Would you mind to check system status with tegrastats at the same first?

$ sudo tegrastats

Usually, killed is caused by the out of memory.
If the minimal required memory is over the memory resource, this model may not be able to deploy on the Nano.

Thanks.

Thank you for your response, the system does indeed seem to run out of memory as you suggested. However, I was able to run the model using Tensorflow so I assumed a trt model would also be possible, or is this due to the conversion process taking up more memory?

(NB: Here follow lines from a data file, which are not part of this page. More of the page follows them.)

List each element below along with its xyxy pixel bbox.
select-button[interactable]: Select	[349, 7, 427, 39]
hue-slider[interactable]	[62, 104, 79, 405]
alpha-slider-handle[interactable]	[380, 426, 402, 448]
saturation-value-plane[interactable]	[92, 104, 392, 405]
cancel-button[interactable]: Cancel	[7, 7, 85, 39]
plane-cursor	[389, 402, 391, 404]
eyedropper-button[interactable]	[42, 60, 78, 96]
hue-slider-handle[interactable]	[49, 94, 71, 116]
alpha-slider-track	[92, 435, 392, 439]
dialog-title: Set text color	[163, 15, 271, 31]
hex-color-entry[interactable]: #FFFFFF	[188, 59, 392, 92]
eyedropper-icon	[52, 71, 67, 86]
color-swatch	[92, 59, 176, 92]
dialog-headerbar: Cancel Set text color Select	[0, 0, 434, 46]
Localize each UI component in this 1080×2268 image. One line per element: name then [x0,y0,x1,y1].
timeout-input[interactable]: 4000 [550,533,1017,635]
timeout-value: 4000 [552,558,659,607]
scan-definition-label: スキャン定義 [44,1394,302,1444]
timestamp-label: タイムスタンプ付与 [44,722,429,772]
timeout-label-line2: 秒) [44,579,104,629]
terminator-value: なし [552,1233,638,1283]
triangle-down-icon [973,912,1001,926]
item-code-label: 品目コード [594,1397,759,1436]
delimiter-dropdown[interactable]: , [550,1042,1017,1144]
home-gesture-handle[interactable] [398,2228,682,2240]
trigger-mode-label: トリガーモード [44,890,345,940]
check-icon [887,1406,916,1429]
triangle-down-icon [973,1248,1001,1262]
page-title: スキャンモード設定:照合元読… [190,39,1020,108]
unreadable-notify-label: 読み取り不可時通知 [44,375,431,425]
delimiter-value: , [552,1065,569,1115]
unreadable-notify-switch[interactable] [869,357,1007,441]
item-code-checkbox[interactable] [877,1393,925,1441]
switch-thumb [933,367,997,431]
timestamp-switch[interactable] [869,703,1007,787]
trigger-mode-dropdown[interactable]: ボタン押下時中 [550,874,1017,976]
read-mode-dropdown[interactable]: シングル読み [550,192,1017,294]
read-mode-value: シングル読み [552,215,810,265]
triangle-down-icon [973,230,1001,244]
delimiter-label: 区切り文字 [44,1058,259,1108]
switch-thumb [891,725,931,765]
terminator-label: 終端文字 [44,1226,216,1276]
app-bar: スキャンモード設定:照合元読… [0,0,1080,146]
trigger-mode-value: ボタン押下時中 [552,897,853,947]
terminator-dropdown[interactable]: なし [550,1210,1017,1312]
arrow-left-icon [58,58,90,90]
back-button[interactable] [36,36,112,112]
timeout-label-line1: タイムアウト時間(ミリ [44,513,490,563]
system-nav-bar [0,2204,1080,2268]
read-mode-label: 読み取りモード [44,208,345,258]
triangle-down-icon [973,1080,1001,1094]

Is there any indication as to what size is the maximum size (either number of parameters or some other metric) for a cnn that can be used on the Jetson Nano?

Hi,

In TF-TRT, the memory tends to be twice since one for TensorFlow inference and the other for the TensorRT.

You can control the maximal memory usage of TensorRT via workspace variable directly.
Would you mind to update it into 32Mib to see if works first?

conversion_params = conversion_params._replace(
    max_workspace_size_bytes=(1<<25))

Thanks.

That seems to work, at least for the downscaled model, thank you for your help!